Закачало, замотыляло меня ещё в детстве. Урывки, урывки… Пух тополиный в сандалии лезет, дом розоватый, два этажа, пёс Буран чумку подхватил, отец с ружьём, мать уехала с челноками, «Денди» купили, продали лишний холодильник «Бирюса». Отец с покупателем, чужим дядькой – руки-грабли, ворочают его по деревянному полу, а мама вздрагивает, губы жуёт, как же – краска-то слазит, мужик гу-гу-гу, отец бу-бу-бу, а у меня чувство детское, пустое, но острое, как жало осиное, – рушится мой мир, растаскивают. Дядька этот, отец, своими руками, ужас, слёзы, а объяснить не могу, мал, лепет, бессвязность. Во всём бессвязность. Или вот девочка Катя. Стройка, упала, оцарапала коленку. Плачет из синих глаз на загорелую кожу. А я подорожник принёс, грязный, пыльный, облизал, не сомневаясь, присел, подул, налепил. Так и сидим. И всё так важно, так значительно – и холодильник, и подорожник, и небо, каким оно тогда было, и запахи – пироги бабушкины из духовки, гудрон горячий. Невозможно это не полюбить, как невозможно поверить, что будет большее горе, чем продажа холодильника, и будет большее счастье, чем прилепить подорожник и дуть на коленку, нежно держа девочку за руку.

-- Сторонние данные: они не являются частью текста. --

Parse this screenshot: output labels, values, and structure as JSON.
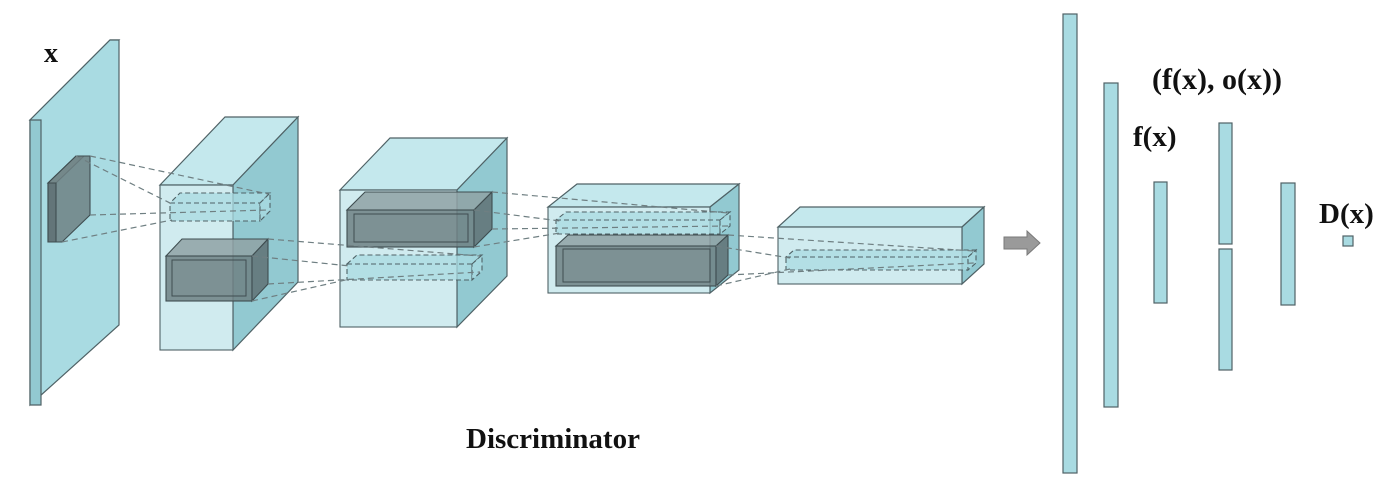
{
  "labels": {
    "input": "x",
    "title": "Discriminator",
    "feature_pair": "(f(x), o(x))",
    "feature": "f(x)",
    "output": "D(x)"
  },
  "colors": {
    "block_fill": "#a9dbe2",
    "block_side": "#92c9d1",
    "block_top": "#c4e8ed",
    "edge": "#4f6266",
    "kernel_fill": "#7a8a8c",
    "dash": "#6f7f82",
    "arrow": "#9a9a9a",
    "text": "#111111"
  }
}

Я нарочно таким языком это всё написал, чтобы вы поняли, какая страшная сентиментальность владела мною с детских лет. Я думал, она владеет всеми, я думал, все охочи переживать переживания и страдать страдания, и совершать внутри себя бурю ради самой бури, ради остроты. Дети, да и подростки редко способны смотреть на себя со стороны и мерить себя тем мерилом, которое впоследствии назовётся «общим», хотя общим никогда и не будет, а будет лишь представлением об общем, таким же далеким от истины, как перевёрнутое изображение в глазах младенца, или плоская земля, или то, что солнце вращается вокруг земли.

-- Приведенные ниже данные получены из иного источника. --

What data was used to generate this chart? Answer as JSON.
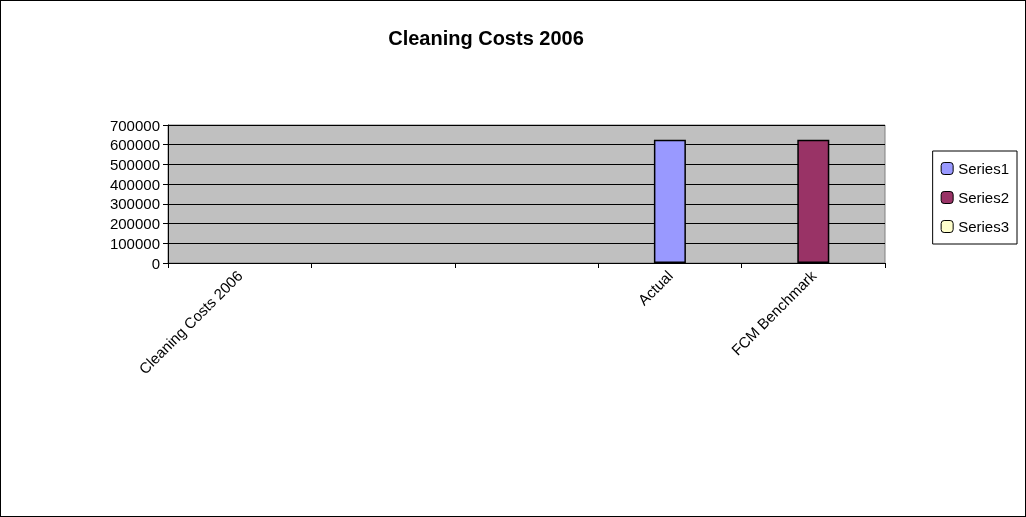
{
  "chart_data": {
    "type": "bar",
    "title": "Cleaning Costs 2006",
    "categories": [
      "Cleaning Costs 2006",
      null,
      null,
      "Actual",
      "FCM Benchmark"
    ],
    "series": [
      {
        "name": "Series1",
        "color": "#9999ff",
        "values": [
          null,
          null,
          null,
          625000,
          null
        ]
      },
      {
        "name": "Series2",
        "color": "#993366",
        "values": [
          null,
          null,
          null,
          null,
          625000
        ]
      },
      {
        "name": "Series3",
        "color": "#ffffcc",
        "values": [
          null,
          null,
          null,
          null,
          null
        ]
      }
    ],
    "ylim": [
      0,
      700000
    ],
    "yticks": [
      0,
      100000,
      200000,
      300000,
      400000,
      500000,
      600000,
      700000
    ],
    "grid": "y",
    "legend": "right"
  }
}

Из этой тяги к сентиментальности, казалось, ничего вылиться не могло, однако вылилось очень многое. Я, как бы это сказать, стал легко подвергаться трагическим идеям и трагическому образу. Мне нравились книги, где герой погибает в конце. Особенно мне нравилась Библия. Возможно, я превратно понял христианство. Жизнь рисовалась мне недолгим, но предельным напряжением сил, оформленность которым придавала смерть. Я, например, горевал по Артюру Рембо, буквально обвиняя его в том, что он не умер в Париже, на руках Верлена, в зените своих возможностей. Жизнь торговца, которую он вёл дольше жизни поэта, виделась мне оскорблением красоты. Красота очень быстро стала ключевым понятием моего существования. Я украл красоту у детства, потому что моя способность восхищаться необычным разводам в луже до сих пор перекрывает способность цинично не удивляться ничему.
Собственно, трагедия заинтересовала меня и проникла под кожу не столько из-за нравственного конфликта, который, кстати, не всегда в ней и есть, сколько из-за красоты, из-за того, что красота – это предельное напряжение человеческих сил.

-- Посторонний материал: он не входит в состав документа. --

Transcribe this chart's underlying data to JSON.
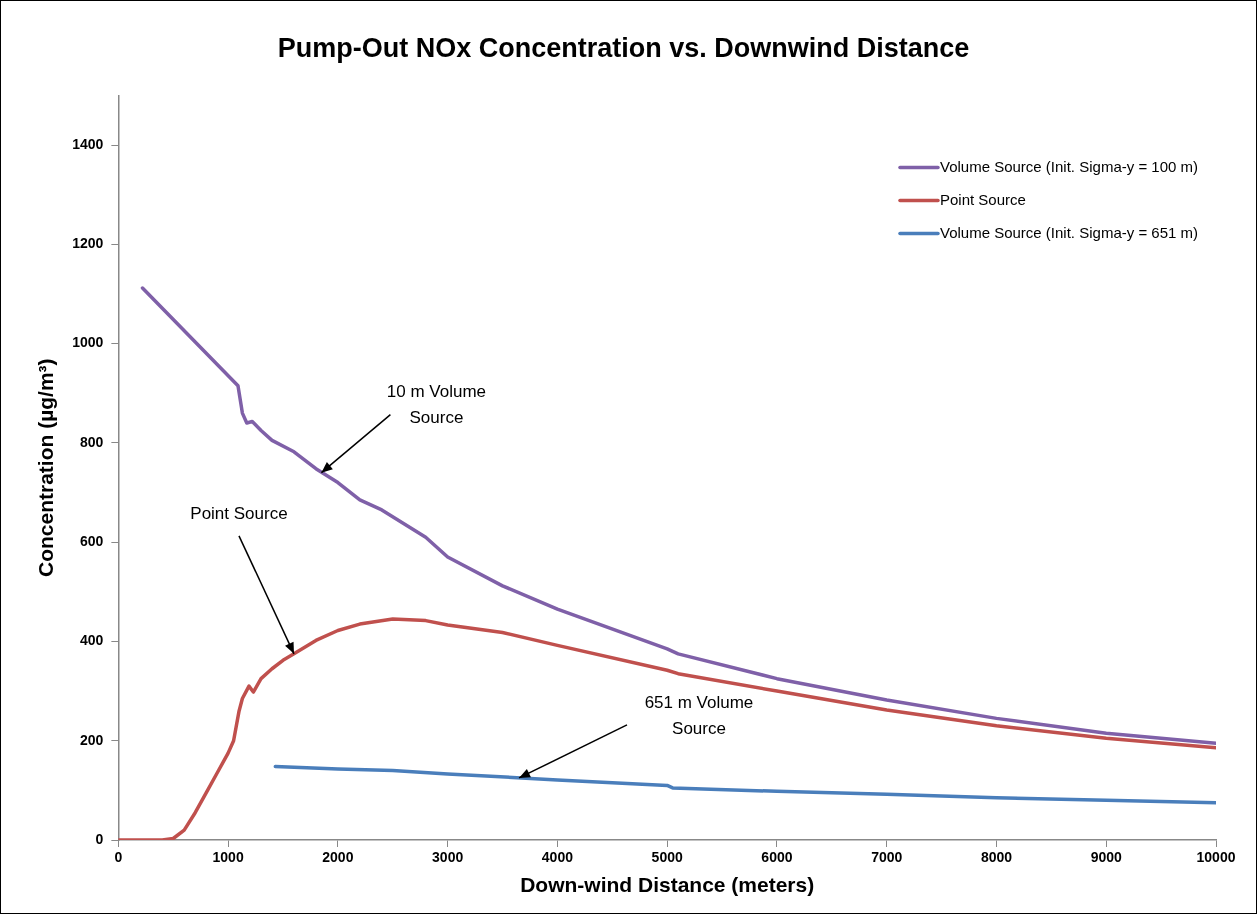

Я искал трагедии, как бедуин ищет оазис. Сначала я нашёл её в подростковой безответной любви, потом в бессмысленности бытия, позже – в незнании своего призвания. Вместо того чтобы жить равнобедренно, раздваиваясь лишь между семьёй и трудом, как выдумалось мне ещё в школе, я зажил рвано и дико, не умея заинтересовать себя надолго чем-либо, кроме нарушения границ и бегства от всякой жёсткой структуры, внешней или внутренней. Я физически не мог принять запретов, кроме, разве что, самых очевидных, вроде красного огонька светофора. Постепенно, не сразу, из человека, ищущего трагедии, я превратился в персонажа трагедии, а моя жизнь – в некое подобие пьесы. Многие люди играют роли бессознательно, свою я играл осознанно. В попытке достичь правдоподобия я не гнушался ничем. Я спасал девочку Катю, ту самую, с подорожником, от наркотической зависимости. Я даже придумал учёного Тома Уайдлера, который в начале 70-х специально подсел на героин, чтобы пройти дорогой выздоровления, вжиться в шкуру наркомана, побороть зависимость и, наконец, помочь другим сделать то же самое. Во мне всё переплелось. Я хотел переживать трагедию, хотел крайних состояний, хотел бунта и в то же время хотел служить людям, спасать их, бросить себя на алтарь, закрыть грудью дзот, самораспяться на кресте.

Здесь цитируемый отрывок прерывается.